EMS took over treatment and transported the hike to the trauma center with serious injuries.

The hiker is expected to recover.

As for the fire department’s helicopters, KHON found out the helicopters have been grounded for nearly two months, since April 1.

HFD wouldn’t tell KHON why exactly, but we kept digging and found out some big money is going into fixing them.

Saturday’s rescue wasn’t the first time the police department’s helicopter was called in to help in place of HFD’s helicopters.

On April 17, HFD also borrowed HPD’s helicopter for a mountain rescue.

KHON had a lot of questions for HFD and reached out for an on-camera interview, but they declined, saying they needed to look further into the matter.

However, they did tell me that both helicopters are not broken, and are undergoing maintenance.

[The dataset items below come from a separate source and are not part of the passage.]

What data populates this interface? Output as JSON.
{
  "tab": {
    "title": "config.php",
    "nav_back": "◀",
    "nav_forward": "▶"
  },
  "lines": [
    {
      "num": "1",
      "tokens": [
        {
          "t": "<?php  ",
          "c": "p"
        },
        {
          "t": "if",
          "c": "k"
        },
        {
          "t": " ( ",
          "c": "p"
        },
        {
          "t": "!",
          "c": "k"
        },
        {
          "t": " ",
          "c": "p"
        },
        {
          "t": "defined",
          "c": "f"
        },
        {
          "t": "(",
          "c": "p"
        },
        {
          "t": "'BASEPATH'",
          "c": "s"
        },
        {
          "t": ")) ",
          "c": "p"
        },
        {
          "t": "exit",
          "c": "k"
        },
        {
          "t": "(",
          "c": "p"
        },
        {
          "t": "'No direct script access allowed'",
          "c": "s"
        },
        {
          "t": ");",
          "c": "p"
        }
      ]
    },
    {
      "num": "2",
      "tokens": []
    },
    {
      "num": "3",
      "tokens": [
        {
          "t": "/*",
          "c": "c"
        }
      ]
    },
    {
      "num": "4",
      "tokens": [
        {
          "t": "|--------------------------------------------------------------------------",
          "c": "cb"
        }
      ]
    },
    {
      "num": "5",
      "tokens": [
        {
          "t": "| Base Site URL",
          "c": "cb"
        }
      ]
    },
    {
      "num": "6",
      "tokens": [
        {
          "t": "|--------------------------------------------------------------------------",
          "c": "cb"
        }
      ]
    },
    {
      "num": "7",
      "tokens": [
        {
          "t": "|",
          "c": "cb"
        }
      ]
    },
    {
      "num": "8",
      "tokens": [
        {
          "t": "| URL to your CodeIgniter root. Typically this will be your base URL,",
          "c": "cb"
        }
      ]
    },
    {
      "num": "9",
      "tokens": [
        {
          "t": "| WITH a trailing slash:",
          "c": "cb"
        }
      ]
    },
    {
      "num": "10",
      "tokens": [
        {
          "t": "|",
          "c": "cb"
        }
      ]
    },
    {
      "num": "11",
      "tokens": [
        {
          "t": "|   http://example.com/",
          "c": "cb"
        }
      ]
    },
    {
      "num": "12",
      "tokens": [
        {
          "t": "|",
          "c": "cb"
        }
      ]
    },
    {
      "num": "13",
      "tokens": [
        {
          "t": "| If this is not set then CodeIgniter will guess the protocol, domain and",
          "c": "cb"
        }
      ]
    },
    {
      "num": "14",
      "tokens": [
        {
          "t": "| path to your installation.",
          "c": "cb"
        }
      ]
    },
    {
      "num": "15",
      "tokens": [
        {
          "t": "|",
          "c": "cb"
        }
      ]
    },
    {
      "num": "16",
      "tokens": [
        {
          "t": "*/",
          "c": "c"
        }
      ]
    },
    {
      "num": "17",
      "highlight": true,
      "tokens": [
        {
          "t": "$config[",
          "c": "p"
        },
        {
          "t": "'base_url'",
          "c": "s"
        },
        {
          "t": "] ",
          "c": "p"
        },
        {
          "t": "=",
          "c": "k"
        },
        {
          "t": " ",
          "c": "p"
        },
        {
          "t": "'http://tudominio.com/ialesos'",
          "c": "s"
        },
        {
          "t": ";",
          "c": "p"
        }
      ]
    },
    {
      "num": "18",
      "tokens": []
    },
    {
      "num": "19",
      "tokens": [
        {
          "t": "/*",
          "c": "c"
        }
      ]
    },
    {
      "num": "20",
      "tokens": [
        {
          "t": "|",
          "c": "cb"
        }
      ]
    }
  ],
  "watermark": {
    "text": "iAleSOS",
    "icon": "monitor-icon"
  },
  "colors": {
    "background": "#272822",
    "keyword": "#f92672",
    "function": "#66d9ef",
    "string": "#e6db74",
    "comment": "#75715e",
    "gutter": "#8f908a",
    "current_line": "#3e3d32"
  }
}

They wouldn’t tell me what the maintenance was, but KHON did find out that HFD recently asked the City for over half a million for emergency helicopter repairs.

It was granted, but Councilwoman Ann Kobayashi says HFD did not tell the city council both helicopters were down.

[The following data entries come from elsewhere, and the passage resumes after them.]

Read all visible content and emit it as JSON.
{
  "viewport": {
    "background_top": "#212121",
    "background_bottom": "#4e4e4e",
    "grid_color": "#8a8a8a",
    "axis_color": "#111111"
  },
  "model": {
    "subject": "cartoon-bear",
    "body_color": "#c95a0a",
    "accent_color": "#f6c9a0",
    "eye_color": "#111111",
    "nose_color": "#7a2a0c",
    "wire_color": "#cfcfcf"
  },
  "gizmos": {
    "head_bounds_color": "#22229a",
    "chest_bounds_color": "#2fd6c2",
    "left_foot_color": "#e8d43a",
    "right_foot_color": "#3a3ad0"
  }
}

“I suggested they buy a new helicopter,” said Councilwoman Kobayashi. “Isn’t that cheaper? And then you have all new parts? But for some reason, they aren’t buying a new helicopter.”

Councilman Brandon Elefante says it will cost $3 million to buy a new helicopter, which is what the city council is willing to give.

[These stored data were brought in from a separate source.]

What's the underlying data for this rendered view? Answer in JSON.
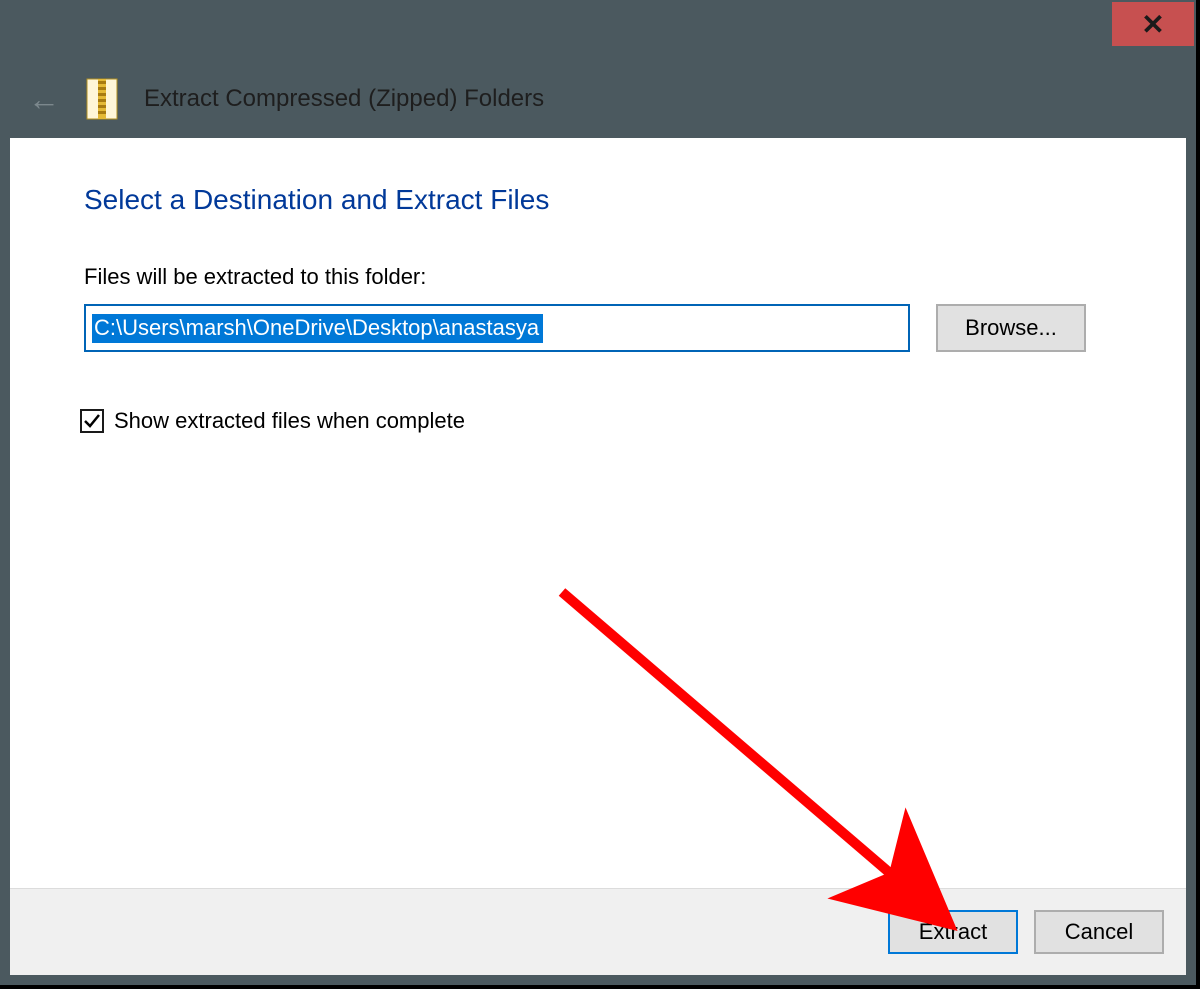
{
  "header": {
    "title": "Extract Compressed (Zipped) Folders"
  },
  "page": {
    "heading": "Select a Destination and Extract Files",
    "folder_label": "Files will be extracted to this folder:",
    "path_value": "C:\\Users\\marsh\\OneDrive\\Desktop\\anastasya",
    "browse_label": "Browse...",
    "checkbox_label": "Show extracted files when complete",
    "checkbox_checked": true
  },
  "footer": {
    "extract_label": "Extract",
    "cancel_label": "Cancel"
  }
}
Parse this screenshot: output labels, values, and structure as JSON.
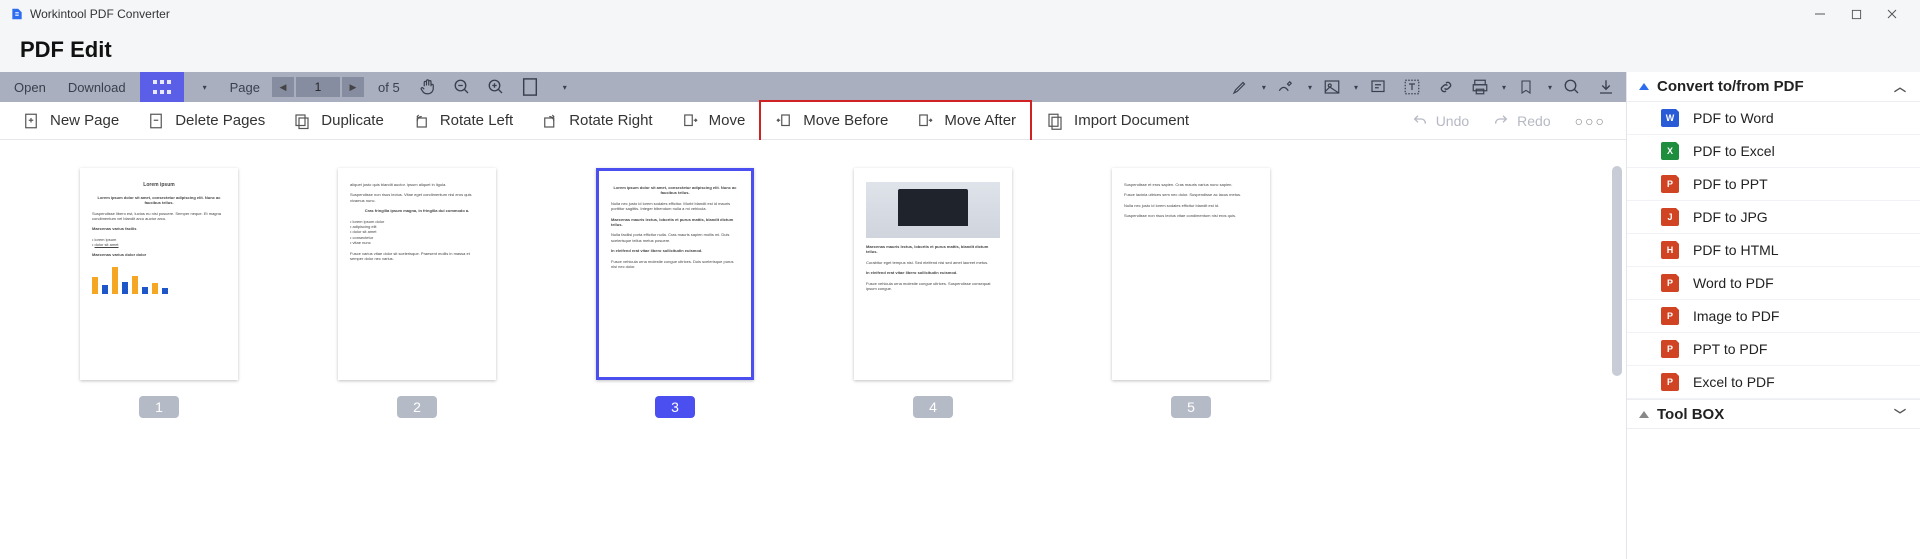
{
  "titlebar": {
    "app_name": "Workintool PDF Converter"
  },
  "header": {
    "title": "PDF Edit"
  },
  "toolbar": {
    "open": "Open",
    "download": "Download",
    "page_label": "Page",
    "current_page": "1",
    "page_of": "of 5"
  },
  "actions": {
    "new_page": "New Page",
    "delete_pages": "Delete Pages",
    "duplicate": "Duplicate",
    "rotate_left": "Rotate Left",
    "rotate_right": "Rotate Right",
    "move": "Move",
    "move_before": "Move Before",
    "move_after": "Move After",
    "import_document": "Import Document",
    "undo": "Undo",
    "redo": "Redo"
  },
  "thumbs": {
    "p1": "1",
    "p2": "2",
    "p3": "3",
    "p4": "4",
    "p5": "5",
    "selected": 3,
    "lorem_title": "Lorem ipsum",
    "lorem_sub": "Lorem ipsum dolor sit amet, consectetur adipiscing elit. Nunc ac faucibus tellus."
  },
  "panel": {
    "convert_title": "Convert to/from PDF",
    "items": {
      "pdf_word": "PDF to Word",
      "pdf_excel": "PDF to Excel",
      "pdf_ppt": "PDF to PPT",
      "pdf_jpg": "PDF to JPG",
      "pdf_html": "PDF to HTML",
      "word_pdf": "Word to PDF",
      "image_pdf": "Image to PDF",
      "ppt_pdf": "PPT to PDF",
      "excel_pdf": "Excel to PDF"
    },
    "toolbox_title": "Tool BOX"
  }
}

“Obviously a big portion of operations is for search and rescue,” said Councilman Elefante. “It’s important for their operations. It’s important we give them these resources.”

But Kobayashi says HFD declined.

“They didn’t need it,” said Kobayashi. “Or they felt it was better to redo the helicopter. But now two are down. We’ve been having so many fires.”

KHON asked, if HFD is borrowing HPD’s helicopter, what will they use? Is it outfitted for fighting fires?

HFD told KHON that the police department’s helicopter is capable of doing the same exact operations as HFD’s helicopter.

As for city council’s offer of funding a new helicopter, HFD said they want as many tools as possible for the job, but are considering “other factors.”

Again, they did not tell us what those “other factors” are exactly.

With HFD using the police department’s helicopter, HPD is left with one helicopter for police use.

KHON plans on following up with HFD to get answers and find out when their helicopters will be up again.